Pokój angażujący wszystkie części ciała, które da się zaangażować w tego typu zabawie. 😁 Bardzo ciekawa historia, zyskiwała więcej gdy człowiek zdał sobie sprawę że to mogło dziać się w tym budynku naprawdę. Zagadki z tych trudniejszych, ale bardzo satysfakcjonujące. Dobrze też był dobrany czas rozgrywki, mieliśmy chwilę żeby się zastanowić i nie tracić klimatu na rzecz pogoni za kolejną zagadką. Konieczny punkt do odwiedzenia na Śląsku!

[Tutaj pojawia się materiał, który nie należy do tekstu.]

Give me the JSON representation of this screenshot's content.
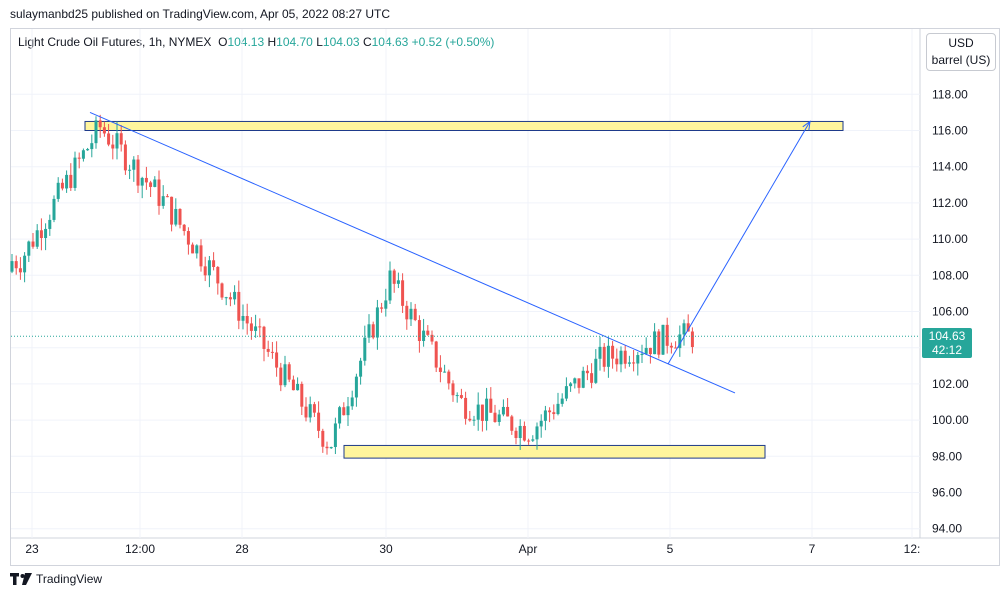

Pokój 'Transmigracja' to niesamowite połączenie historii, tajemnicy i wyjątkowej atmosfery. Od samego początku zanurzamy się w intrygującą fabułę, w której przeszłość i nieodkryte sekrety budynku dodają całości niesamowitego klimatu. Zagadki są inteligentnie zaprojektowane, wymagają zarówno logicznego myślenia, jak i uważnej obserwacji, oraz dobrej zręczności co sprawia, że gra jest naprawdę angażująca. Fabuła związana z tajemniczymi operacjami z czasów wojny wciąga, a odkrywanie kolejnych fragmentów historii daje prawdziwą satysfakcję. To zdecydowanie wart odwiedzenia escape room –chociaż ja osobiście w trakcie zgubiłem poczucie fabuły i po prostu liczyło się tylko rozwiązywanie nieliniowych zagadek przez co wydaje mi się, że ten pokój ma DUŻY niewykorzystany potencjał ;)
Konkrety: Trudność - na średnim poziomie w 4 osoby każdy miał co robić z dużym nastawieniem na szukanie i łączenie faktów. Była co najmniej jedna zagadka, która wymaga dobrego łączenia faktów i spostrzegawczości
Immersji trochę mi zabrakło w trakcie, ale atmosfera, wystrój po zagadki sprawia, że ten pokój jest warty polecenia.